Assessing his challenges in May 2021 on the 25th anniversary of his ordination, he said:

The Church must not be afraid to get her hands dirty to defend her brothers and, at the same time, must be interventionist, not only in terms of evangelization, but also in social commitment.

He emphasized the need to move forward on local development projects and minimizing the use of non-local labor, for local educational institutions, and for rural development to counteract migration to the cities. Accomplishing his goals, he said, would require more professional management of government economic policy otherwise Angola could become a failed state.

He has continued to serve as spokesperson for CEAST. In October 2021, he recommended the government declare a food emergency in the drought-affected southern part of Angola to allow international aid into the region. He counseled the government not to "confuse hunger with the political issue". In November 2021, he recorded an extensive critique of the national political leadership that went viral.
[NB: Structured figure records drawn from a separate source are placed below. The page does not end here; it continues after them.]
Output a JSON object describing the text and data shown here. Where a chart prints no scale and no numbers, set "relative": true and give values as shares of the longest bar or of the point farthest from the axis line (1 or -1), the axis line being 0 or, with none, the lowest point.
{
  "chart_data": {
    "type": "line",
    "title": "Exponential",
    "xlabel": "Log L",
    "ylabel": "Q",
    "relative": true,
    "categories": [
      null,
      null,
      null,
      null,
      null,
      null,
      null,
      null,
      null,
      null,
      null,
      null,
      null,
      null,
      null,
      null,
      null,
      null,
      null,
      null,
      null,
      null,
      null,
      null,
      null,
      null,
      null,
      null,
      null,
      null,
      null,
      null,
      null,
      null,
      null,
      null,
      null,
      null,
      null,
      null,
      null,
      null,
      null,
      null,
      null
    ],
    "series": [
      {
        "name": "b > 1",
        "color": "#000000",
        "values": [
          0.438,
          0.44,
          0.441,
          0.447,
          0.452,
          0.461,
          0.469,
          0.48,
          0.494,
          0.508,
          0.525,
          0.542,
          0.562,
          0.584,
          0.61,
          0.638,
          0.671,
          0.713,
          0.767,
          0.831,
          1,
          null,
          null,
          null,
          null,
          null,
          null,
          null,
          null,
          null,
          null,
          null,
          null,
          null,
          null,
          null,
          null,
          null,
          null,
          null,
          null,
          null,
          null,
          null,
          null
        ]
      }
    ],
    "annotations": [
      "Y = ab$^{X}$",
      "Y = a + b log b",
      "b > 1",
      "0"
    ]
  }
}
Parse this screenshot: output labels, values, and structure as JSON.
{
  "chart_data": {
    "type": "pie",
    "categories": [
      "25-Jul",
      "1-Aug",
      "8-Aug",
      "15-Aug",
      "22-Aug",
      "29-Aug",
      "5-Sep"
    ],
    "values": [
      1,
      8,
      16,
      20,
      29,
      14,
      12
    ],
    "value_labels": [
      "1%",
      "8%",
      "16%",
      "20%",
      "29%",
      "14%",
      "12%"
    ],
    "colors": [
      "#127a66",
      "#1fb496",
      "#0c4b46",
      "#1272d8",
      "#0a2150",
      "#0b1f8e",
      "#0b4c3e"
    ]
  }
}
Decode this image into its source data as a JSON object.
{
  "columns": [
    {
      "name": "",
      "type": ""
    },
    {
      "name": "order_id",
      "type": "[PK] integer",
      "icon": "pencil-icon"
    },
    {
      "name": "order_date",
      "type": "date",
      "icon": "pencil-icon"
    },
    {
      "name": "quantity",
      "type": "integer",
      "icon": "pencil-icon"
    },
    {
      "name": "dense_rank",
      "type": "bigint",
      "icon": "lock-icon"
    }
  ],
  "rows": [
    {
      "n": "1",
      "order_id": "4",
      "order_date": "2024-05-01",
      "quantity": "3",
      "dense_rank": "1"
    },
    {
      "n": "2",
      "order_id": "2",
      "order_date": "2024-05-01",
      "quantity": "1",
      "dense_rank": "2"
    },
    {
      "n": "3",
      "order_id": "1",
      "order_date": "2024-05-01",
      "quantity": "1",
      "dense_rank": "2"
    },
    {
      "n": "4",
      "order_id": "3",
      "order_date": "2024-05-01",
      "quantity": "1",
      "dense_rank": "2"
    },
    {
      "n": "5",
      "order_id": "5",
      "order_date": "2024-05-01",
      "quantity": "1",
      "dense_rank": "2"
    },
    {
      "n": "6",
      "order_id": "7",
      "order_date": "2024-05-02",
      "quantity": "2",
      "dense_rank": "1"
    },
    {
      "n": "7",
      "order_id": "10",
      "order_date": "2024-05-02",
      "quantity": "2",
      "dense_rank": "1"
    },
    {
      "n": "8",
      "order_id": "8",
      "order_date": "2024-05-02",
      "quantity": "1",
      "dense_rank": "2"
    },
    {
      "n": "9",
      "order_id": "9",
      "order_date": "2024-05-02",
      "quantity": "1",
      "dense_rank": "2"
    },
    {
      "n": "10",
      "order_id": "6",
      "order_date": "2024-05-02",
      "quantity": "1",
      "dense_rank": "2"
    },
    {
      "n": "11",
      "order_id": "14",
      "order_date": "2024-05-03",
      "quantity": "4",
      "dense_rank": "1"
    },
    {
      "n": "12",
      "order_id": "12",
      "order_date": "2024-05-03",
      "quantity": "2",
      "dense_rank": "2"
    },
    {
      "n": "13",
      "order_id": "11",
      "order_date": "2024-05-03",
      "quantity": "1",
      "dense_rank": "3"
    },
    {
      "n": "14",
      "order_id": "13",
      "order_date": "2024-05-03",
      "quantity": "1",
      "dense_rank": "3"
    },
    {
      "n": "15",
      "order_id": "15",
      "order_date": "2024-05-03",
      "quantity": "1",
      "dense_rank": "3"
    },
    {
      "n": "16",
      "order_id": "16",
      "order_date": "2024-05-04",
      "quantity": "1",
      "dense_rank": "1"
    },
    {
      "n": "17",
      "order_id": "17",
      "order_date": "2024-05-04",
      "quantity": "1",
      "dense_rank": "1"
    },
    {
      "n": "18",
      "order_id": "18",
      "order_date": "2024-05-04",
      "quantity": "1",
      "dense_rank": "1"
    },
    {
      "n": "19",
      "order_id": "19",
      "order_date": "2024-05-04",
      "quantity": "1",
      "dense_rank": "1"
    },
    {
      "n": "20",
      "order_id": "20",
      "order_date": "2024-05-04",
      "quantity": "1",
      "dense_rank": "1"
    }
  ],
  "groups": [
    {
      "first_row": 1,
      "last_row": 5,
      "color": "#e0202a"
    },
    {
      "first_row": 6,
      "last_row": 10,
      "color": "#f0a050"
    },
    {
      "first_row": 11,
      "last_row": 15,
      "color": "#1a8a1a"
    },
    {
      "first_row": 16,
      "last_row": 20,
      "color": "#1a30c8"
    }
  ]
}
He described their impoverished mentality that made it impossible to address the nation's poverty. He said:

You don't have a job for your own sons and daughters, but you call in advisors from all over. When your head is only 140 kilobytes, there's no point in being a leader, because you're going to need advisors who are at least a gig or two, and you won't understand anything about your staff yourself.

He described government officials traveling expensively and sending groups to international conferences, instead of admitting to the country's limited resources and sending one delegate whose seriousness would win an audience. He said they are ashamed to appear poor and instead waste resources to prop up their egos. In January 2022, he urged government leaders to meet with protesters and use dialog to address demand for youth employment and avert increasingly radical social conflict.